Check this out. The image at the top of this post is the newly re-designed lobby of the President Hotel in Times Square. The link from Nancie took me to the website of Interior Design magazine and a profile of this hotel's renovation. The President Hotel is Best Western's flagship property and they spent 15 million dollars to have 334 rooms, a fitness center, a business center, a conference facility and a lobby redesigned by the New York firm Stonehill and Taylor.
Stonehill and Taylor chose the two party political system of the United States as its theme and in a lot of ways theirs is a successful design. Successful in the sense that they managed to celebrate US politics as an idea, rather than the acrimonious practice it is. It's also successful because I had an interior design magazine to explain the theme to me. If I found myself in the lobby of The President Hotel without knowing what I was looking at I'd probably turn around and walk out.

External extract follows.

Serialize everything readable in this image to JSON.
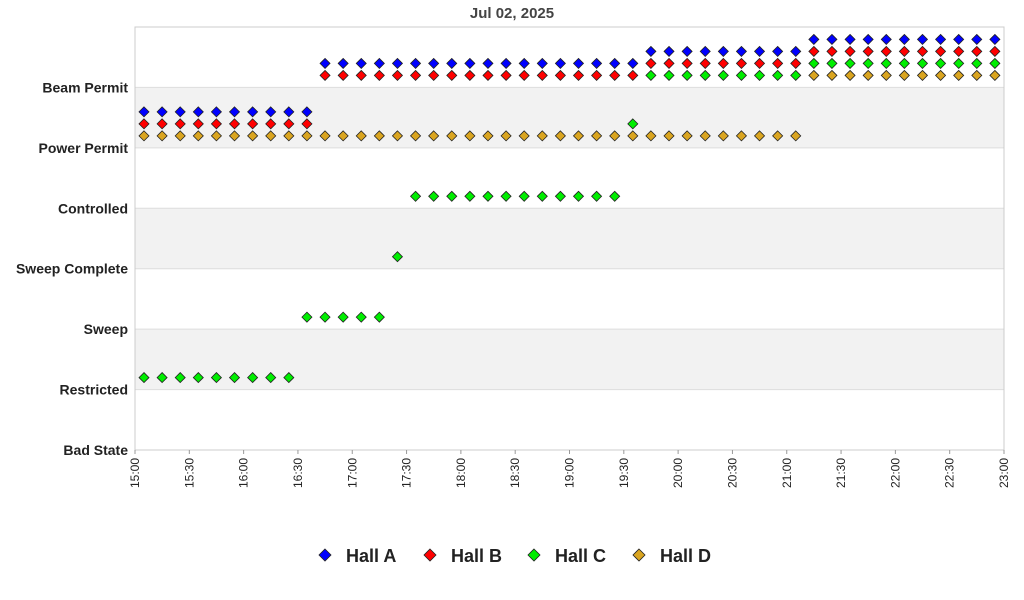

Clever is one thing, but when clever comes at the expense of a harmonious interior I have to draw the line.
I can appreciate the thought that went into this, really. But at the same time, really? Am I missing something?
I've been thinking a lot about echo chambers lately. By being in an echo chamber I mean that someone so afflicted spends all his time listening to his own voice and voices that sound just like his. It's an easy rut to fall into. Who wants to listen to criticism or dissent? But life in an echo chamber gives anyone who spends too much time in one a pretty skewed view of the world. I get it that the grillwork in the lobby is a deconstructed US flag, but that lobby is not somewhere I'd like to hang out. I mean, how could anyone sleep in those bedrooms?
What do you guys think? Too advanced for a simple man like me to understand? Or is this an example of too much time spent in an echo chamber? Would you spend $389 for a Saturday night in one of those rooms? Tell me things.